The big headline on Washington Post.com this morning is “U.S. Has End in Sight on Iraq Rebuilding.”
This headline is quite misleading — not surprising, as the historically liberal Washington Post often takes a hawkish line on Iraq. They way they’ve written this headline makes it seem that we are headed for another “Mission Accomplished” moment, one can infer that the rebuilding of Iraq is nearly complete.
Nope.
In fact, what we are seeing is the beginning of attempts to pull us out — and if not out, then back a bit. I predicted that this would happen, that the Bush administration will spend the time before the election to figure out ways to get us out of Iraq while still declaring victory.
In this case, we all know that very little rebuilding has happened, that the war goes on and you can’t rebuild in the middle of a war.
Since the reconstruction effort began in 2003, midcourse changes by U.S. officials have shifted at least $2.5 billion from the rebuilding of Iraq’s decrepit electrical, education, water, sewage, sanitation and oil networks to build new security forces for Iraq and to construct a nationwide system of medium- and maximum-security prisons and detention centers that meet international standards, according to reconstruction officials and documents. Many of the changes were forced by an insurgency more fierce than the United States had expected when its troops entered Iraq.
… The national electrical grid has an average daily output of 4,000 megawatts, about 400 megawatts less than its prewar level.
Iraqis nationwide receive on average less than 12 hours of power a day. For residents of Baghdad, it was six hours a day last month, according to a U.S. count, though many residents say that figure is high.

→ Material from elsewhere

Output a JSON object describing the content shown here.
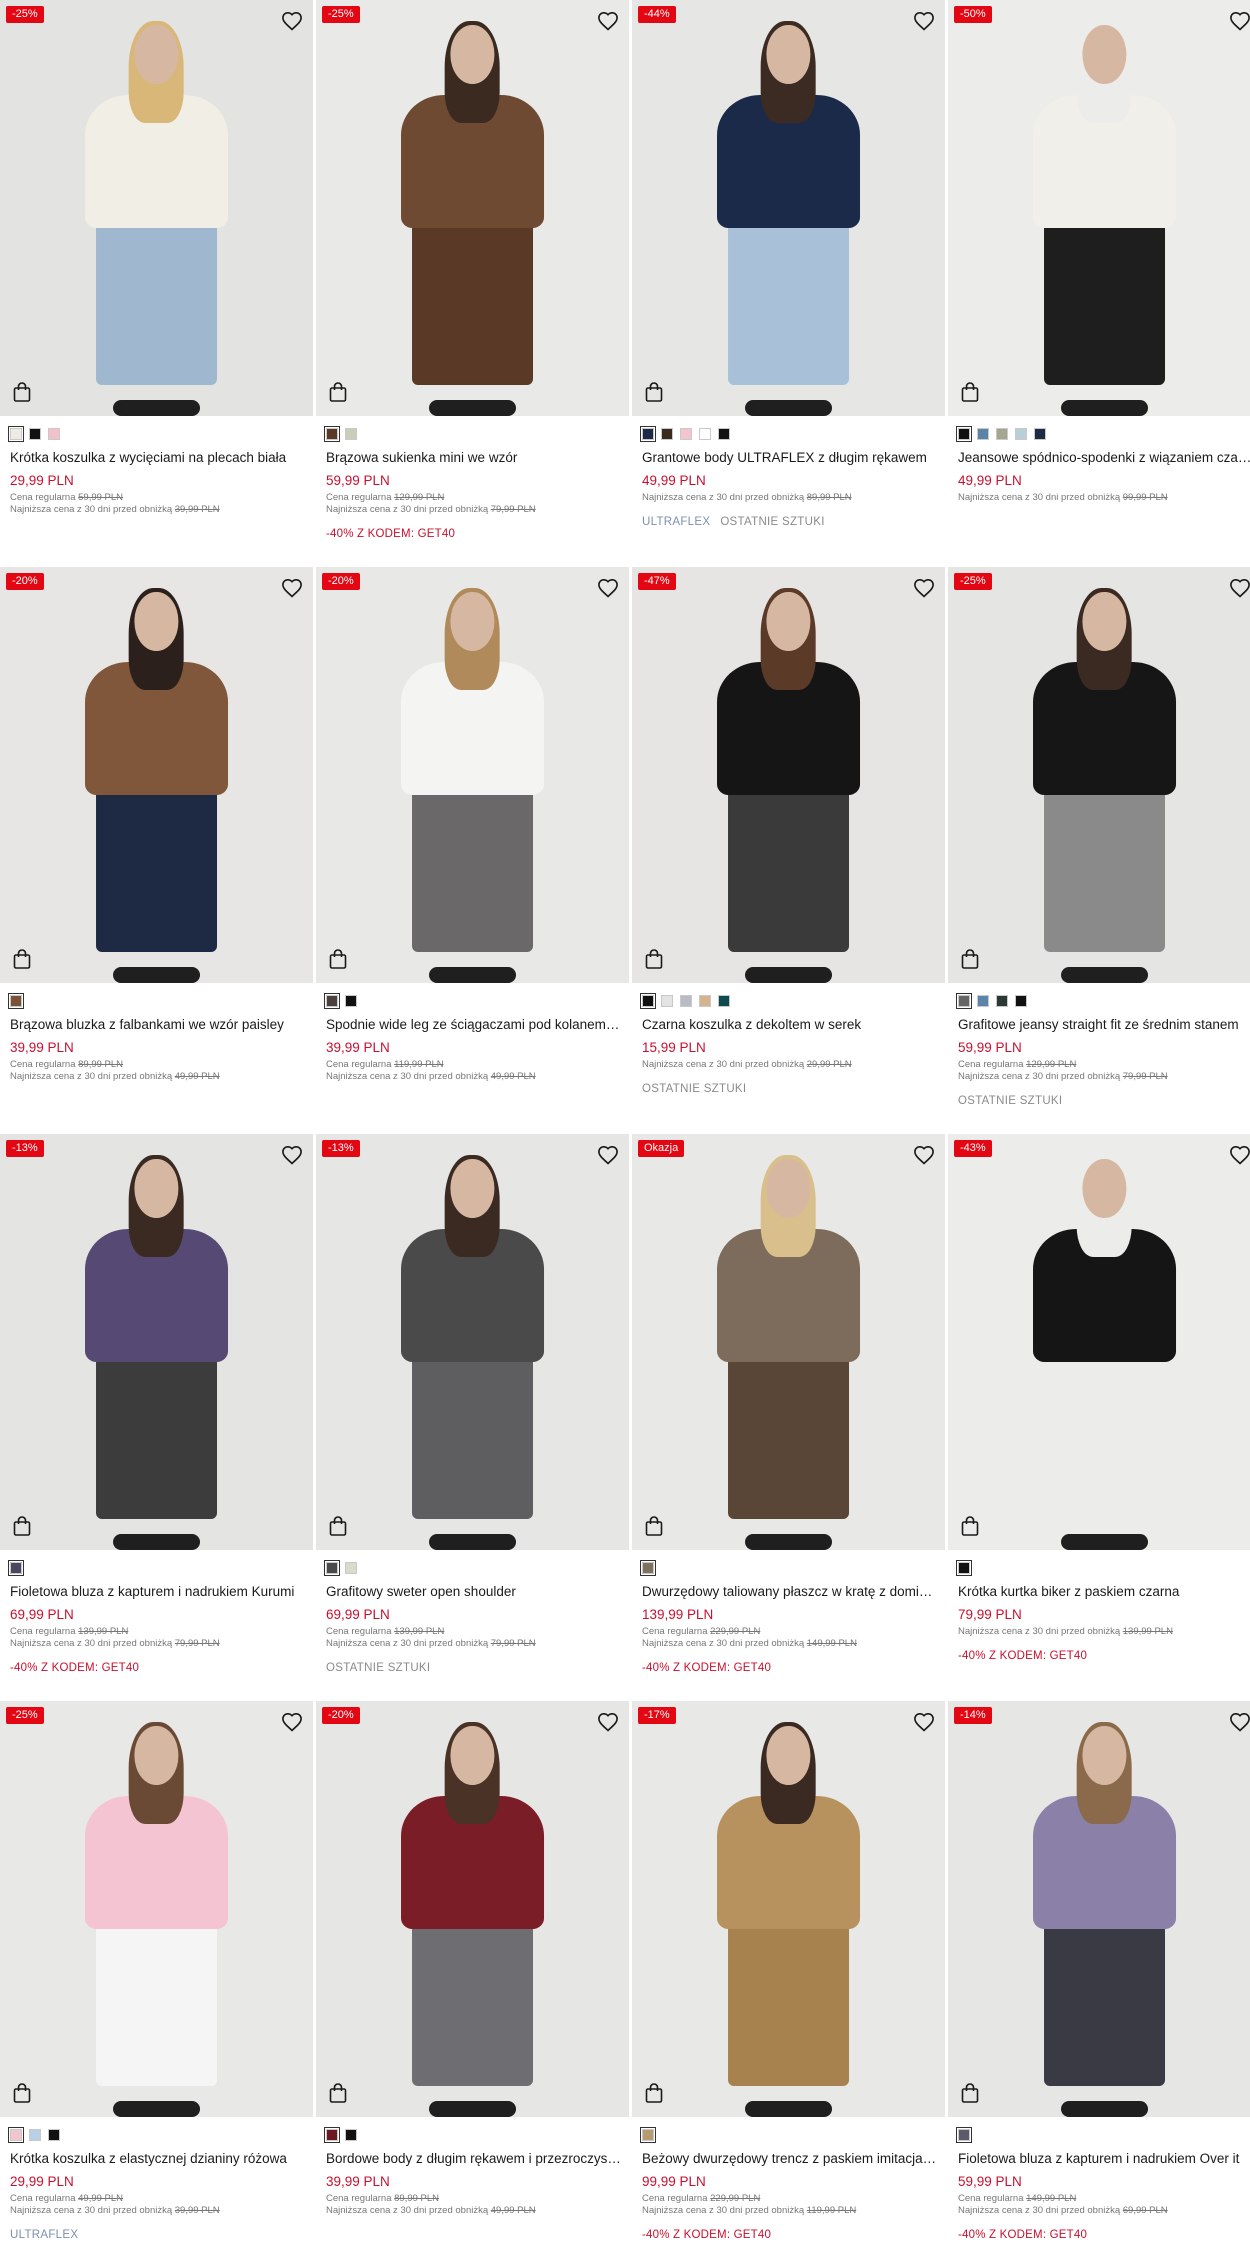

The Americans, said Zaid Saleem, 26, who works at a market in Baghdad, “are the best in destroying things but they are the worst in rebuilding.”
And here comes the excuses:
“The U.S. never intended to completely rebuild Iraq,” Brig. Gen. William McCoy, the Army Corps of Engineers commander overseeing the work, told reporters at a recent news conference. In an interview this past week, McCoy said: “This was just supposed to be a jump-start.”
Reality is beginning to intrude on the simplistic war plans of the Bush White House.